Let’s start by exploring that feeling… why do you hate the supplier? Or, for that matter, why do you love another supplier? It sounds like tough stuff, but procurement is not an emotional business. We are not in the business of love or hate. We are in the business of performance or non-performance. Innovation and replacement.
If your supplier is not performing, put them on ‘probation’ and replace them if you must. But that doesn’t justify hate. If the supplier is being held on through some kind of sweetheart deal or ‘friends and family’ relationship with someone else in your company, report it to the highest level you can without doing damage to your own career or procurement’s reputation. If you really can’t get past your issues with the supplier, see if someone else in procurement can take on the relationship. If you are emotionally involved, you’re not going to be able to do your best work. It is your responsibility to flag that and step away.
But I don’t think we’re done probing your angry inner procurement child. Stop and think – do you really hate the supplier?
Maybe what you are saying is that you love or hate your supplier rep. Again, we’re back to why. Do they annoy you? Challenge you? Are they unprofessional? Or do they please you by telling you what you want to hear? Do they take you out for dinner and invite you to their charity golf tournaments? The funny thing about this scenario is that a supplier rep you love is far more dangerous than a supplier rep you hate. Be suspicious of both.
How do you prepare for a meeting with a supplier you hate?
The answer to this question is tough love. You are a professional. And what does it mean to be professional? I’m afraid that professional pride is something that has fallen by the wayside these days. (I’m not just blaming COVID and your ‘pajama pants on the bottom’ Zoom-day wardrobe.) We were sliding down a slippery slope of self-indulgent unprofessionalism long before the pandemic arrived.
You’re not on the payroll to make friends, inside or outside of the organization. If you do, wonderful – as long as it doesn’t interfere with your professional responsibilities. That is a perk, not an expectation.
Old time professionalism is far harder than it sounds. But it exists for a reason. Here are some examples.
- You will look every person you meet in the eye and greet them courteously and pleasantly. You will smile, maintain eye contact, and pay attention during meetings.
- You will be on time for every meeting and you will arrive prepared. If you are late, you will apologize like you mean it – because you do mean it.
- While the other person is talking, you will listen. You can take notes, but you will not check your phone or look at your watch. You will be where you are.
- If you have next steps from the meeting, you will get them done on time. You will do your best work.
- Regardless of what else is going on in your life, you will do your job. If you can’t do your job, you will call out sick and respectfully reschedule.
- And yes… if you have video calls, you will dress appropriately. You don’t have to wear your pearls or put on a tie, but you do have to look presentable (and CLEAN – I can’t believe I have to say that, but I do). You will sit up straight and give some thought to your background. Again, it doesn’t have to be a ballroom back there, but it can’t be a distraction either.
The fact of the matter is, if you follow expectations like these, you’ll feel too serious to hate anybody. And don’t think you can’t be serious and pleasant at the same time. Lots of very successful people do it every day.
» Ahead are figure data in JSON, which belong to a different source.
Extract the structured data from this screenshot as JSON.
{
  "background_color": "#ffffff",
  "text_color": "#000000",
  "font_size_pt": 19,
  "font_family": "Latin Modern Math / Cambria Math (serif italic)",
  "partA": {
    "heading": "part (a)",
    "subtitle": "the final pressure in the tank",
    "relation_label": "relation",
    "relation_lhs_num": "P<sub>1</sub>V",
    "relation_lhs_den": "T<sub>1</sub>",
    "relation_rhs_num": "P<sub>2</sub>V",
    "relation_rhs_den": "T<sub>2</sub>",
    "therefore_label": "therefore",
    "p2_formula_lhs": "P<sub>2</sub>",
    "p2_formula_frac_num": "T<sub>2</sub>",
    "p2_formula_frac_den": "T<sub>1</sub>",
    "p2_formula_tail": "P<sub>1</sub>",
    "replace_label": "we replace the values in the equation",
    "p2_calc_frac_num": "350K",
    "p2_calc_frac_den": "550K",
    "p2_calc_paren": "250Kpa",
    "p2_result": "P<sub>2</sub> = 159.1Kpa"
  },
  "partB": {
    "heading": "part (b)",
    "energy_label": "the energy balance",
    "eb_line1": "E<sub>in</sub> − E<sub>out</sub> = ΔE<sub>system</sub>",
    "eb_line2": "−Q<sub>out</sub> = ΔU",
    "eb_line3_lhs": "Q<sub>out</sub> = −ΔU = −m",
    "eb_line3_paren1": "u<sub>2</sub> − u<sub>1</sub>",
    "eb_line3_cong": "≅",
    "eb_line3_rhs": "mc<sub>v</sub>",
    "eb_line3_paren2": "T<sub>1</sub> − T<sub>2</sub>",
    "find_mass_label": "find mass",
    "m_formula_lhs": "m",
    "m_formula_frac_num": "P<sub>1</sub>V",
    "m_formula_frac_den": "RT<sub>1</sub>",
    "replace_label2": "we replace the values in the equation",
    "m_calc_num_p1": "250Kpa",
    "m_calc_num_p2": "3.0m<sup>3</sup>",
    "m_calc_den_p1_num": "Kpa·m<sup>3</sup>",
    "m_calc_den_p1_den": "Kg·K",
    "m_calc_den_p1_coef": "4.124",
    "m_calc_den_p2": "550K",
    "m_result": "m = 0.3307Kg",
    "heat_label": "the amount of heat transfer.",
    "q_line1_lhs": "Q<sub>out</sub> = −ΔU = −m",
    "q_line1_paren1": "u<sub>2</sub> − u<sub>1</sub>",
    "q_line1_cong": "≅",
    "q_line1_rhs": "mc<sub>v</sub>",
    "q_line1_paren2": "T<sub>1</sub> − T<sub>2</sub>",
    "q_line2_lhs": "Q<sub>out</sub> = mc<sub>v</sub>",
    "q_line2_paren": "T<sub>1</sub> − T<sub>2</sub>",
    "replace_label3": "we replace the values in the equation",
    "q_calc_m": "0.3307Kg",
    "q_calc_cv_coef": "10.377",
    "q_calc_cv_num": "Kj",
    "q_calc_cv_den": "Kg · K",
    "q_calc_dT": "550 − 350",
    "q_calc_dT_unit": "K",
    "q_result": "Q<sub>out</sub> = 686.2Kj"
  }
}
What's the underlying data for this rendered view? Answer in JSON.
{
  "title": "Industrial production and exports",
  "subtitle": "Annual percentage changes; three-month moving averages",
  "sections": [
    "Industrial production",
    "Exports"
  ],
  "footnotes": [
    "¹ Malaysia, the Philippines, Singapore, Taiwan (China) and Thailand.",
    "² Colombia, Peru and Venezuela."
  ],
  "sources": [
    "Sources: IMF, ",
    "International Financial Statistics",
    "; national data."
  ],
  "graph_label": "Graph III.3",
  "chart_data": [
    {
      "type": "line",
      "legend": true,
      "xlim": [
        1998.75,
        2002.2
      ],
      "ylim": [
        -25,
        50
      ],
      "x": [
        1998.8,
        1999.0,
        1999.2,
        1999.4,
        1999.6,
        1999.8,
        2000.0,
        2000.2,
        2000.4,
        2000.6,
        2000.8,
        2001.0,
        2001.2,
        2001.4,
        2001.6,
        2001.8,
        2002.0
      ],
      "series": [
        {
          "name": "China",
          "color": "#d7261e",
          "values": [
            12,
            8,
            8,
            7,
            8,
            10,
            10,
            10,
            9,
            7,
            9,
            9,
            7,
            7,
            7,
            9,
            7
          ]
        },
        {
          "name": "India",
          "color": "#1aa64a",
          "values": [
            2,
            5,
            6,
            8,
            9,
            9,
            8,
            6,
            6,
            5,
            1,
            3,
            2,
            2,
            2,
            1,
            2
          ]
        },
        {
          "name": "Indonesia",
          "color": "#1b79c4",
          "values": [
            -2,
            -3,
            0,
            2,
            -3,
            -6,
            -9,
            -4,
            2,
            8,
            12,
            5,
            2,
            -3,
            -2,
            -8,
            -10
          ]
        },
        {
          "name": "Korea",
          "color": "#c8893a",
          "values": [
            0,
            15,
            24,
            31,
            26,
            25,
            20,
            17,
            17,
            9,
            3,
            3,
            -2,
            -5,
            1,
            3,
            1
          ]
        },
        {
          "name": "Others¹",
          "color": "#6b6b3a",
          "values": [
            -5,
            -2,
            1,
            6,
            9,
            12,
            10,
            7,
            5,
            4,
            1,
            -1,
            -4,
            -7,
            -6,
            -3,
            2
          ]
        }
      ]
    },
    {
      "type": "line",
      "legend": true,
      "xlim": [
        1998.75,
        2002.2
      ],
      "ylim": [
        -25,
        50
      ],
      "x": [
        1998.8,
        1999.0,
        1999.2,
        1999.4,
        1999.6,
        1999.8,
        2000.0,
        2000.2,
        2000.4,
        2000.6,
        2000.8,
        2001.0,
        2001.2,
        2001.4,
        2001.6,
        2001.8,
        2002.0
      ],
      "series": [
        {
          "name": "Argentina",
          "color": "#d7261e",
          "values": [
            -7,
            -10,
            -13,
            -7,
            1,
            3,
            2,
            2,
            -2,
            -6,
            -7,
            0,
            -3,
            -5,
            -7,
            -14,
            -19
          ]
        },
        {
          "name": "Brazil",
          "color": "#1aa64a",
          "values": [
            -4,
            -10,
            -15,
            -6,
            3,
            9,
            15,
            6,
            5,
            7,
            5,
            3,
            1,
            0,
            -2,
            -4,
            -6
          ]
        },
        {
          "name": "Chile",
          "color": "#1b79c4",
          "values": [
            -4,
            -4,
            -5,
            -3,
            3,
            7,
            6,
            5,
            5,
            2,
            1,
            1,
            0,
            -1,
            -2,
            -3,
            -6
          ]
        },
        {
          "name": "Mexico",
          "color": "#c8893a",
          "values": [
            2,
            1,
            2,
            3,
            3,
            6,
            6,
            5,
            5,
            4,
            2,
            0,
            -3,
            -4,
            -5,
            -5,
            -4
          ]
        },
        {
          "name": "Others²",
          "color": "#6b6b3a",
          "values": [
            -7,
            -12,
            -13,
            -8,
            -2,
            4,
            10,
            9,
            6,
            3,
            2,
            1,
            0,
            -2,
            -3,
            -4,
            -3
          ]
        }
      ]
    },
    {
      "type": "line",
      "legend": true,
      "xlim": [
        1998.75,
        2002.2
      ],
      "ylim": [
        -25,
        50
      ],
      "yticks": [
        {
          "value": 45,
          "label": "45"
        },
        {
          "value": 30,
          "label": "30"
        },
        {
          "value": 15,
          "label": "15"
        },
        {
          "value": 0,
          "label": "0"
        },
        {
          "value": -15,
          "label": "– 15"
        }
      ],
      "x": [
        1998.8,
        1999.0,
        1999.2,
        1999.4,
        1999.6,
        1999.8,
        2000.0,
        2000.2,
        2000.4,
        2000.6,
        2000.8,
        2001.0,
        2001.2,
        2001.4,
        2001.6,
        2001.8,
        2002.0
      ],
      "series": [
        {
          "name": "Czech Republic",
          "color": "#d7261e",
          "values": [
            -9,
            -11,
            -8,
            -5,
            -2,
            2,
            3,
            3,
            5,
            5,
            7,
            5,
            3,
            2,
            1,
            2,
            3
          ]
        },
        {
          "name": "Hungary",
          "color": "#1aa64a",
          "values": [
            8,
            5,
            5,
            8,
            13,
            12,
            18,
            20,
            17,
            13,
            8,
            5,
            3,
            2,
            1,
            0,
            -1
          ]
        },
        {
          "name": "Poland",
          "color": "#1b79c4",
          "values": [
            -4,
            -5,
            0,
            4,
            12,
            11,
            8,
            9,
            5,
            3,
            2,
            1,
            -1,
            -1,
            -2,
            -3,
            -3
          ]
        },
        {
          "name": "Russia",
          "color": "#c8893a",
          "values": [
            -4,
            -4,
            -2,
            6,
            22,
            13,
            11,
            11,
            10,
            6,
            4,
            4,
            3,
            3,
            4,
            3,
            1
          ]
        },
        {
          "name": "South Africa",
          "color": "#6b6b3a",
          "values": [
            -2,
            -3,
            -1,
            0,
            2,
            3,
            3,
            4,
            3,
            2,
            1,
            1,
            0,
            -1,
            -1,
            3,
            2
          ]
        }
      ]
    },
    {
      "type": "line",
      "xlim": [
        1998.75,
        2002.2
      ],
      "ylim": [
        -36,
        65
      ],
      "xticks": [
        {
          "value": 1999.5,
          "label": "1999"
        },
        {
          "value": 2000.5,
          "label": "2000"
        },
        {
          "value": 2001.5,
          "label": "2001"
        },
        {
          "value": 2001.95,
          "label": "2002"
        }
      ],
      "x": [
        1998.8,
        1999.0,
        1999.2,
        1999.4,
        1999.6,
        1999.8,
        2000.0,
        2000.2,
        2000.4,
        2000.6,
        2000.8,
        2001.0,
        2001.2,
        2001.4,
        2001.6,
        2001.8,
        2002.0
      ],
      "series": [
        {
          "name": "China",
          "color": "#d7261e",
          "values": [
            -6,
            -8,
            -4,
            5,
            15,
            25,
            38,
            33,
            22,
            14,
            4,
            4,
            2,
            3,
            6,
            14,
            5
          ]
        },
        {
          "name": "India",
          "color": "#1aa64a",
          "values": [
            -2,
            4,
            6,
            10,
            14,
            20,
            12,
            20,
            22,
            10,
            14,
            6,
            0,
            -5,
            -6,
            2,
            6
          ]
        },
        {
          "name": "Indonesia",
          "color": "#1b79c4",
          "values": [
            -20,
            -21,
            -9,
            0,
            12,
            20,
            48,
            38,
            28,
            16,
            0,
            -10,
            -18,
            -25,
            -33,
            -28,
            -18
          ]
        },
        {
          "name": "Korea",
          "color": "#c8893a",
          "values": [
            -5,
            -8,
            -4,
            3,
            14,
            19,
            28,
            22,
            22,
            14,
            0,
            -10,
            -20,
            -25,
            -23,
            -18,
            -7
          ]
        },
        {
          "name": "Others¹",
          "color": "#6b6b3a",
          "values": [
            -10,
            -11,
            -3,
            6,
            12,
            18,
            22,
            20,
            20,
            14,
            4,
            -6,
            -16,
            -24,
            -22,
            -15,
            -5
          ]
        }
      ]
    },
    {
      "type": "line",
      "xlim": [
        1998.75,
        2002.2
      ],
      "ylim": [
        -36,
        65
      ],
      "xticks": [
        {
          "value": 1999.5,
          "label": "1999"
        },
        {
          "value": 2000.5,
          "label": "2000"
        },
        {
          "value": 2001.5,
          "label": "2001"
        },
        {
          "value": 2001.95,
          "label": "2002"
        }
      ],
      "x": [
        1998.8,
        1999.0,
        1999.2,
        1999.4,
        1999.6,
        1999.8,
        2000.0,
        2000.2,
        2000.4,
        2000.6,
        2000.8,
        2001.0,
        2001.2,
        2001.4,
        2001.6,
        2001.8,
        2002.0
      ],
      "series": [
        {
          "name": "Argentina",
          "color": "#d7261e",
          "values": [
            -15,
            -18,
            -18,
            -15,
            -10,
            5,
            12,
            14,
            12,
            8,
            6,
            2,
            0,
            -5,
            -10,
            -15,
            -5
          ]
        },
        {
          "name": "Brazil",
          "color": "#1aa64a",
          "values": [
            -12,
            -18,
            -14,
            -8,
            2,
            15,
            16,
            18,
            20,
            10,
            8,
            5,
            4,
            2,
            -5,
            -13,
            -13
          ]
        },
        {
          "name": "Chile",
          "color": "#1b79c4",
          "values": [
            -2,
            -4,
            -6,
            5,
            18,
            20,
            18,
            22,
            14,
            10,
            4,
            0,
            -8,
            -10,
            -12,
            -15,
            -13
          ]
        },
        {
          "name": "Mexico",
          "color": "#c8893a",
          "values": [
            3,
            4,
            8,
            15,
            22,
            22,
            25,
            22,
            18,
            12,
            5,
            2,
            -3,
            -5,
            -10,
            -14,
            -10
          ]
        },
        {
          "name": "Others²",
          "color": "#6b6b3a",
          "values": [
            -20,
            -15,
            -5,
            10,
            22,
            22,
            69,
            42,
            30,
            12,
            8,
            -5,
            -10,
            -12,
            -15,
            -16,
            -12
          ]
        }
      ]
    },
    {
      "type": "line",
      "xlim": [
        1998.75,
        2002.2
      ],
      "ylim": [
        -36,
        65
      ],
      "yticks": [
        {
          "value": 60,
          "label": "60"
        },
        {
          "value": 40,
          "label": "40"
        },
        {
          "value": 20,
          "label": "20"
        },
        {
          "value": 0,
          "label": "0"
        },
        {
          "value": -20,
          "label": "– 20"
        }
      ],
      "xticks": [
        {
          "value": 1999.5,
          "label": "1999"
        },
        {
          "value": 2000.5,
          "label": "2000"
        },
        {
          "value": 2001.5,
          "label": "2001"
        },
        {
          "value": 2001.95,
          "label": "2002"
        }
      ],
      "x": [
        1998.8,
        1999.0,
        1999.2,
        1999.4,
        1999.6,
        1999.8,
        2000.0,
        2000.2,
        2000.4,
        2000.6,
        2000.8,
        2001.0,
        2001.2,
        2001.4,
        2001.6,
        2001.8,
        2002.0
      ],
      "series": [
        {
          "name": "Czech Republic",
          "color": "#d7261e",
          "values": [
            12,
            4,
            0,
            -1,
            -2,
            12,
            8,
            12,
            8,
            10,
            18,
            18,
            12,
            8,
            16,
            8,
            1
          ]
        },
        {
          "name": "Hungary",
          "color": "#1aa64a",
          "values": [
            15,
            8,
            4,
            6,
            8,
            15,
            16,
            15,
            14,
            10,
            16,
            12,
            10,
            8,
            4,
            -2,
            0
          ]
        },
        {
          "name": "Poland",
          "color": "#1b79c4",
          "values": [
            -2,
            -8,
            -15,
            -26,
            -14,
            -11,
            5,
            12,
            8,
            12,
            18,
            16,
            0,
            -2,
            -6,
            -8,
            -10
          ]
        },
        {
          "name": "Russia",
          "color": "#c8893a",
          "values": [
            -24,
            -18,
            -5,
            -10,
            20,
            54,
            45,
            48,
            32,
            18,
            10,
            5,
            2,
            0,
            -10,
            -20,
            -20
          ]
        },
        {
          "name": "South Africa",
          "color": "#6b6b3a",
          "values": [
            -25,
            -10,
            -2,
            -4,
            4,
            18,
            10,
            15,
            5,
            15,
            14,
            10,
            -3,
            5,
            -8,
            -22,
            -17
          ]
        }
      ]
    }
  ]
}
The last piece of this that I feel compelled to address is back to the question of why you might hate your supplier. There is no deal size that justifies accepting abusive or unprofessional behavior. Your supplier owes you every bit as much respect as you show them through your professionalism.
Here are the things you should not accept:
- Deliberately end-running procurement
- Being repeatedly ghosted for meetings or deliverables
The worst thing you can do is limp along hating your supplier. Move them, replace them, get a new rep, reassign yourself. Find a solution. But in the short term, for that upcoming meeting you are dreading: you will do your work, comb your hair, take a deep breath, smile, and start the meeting on time.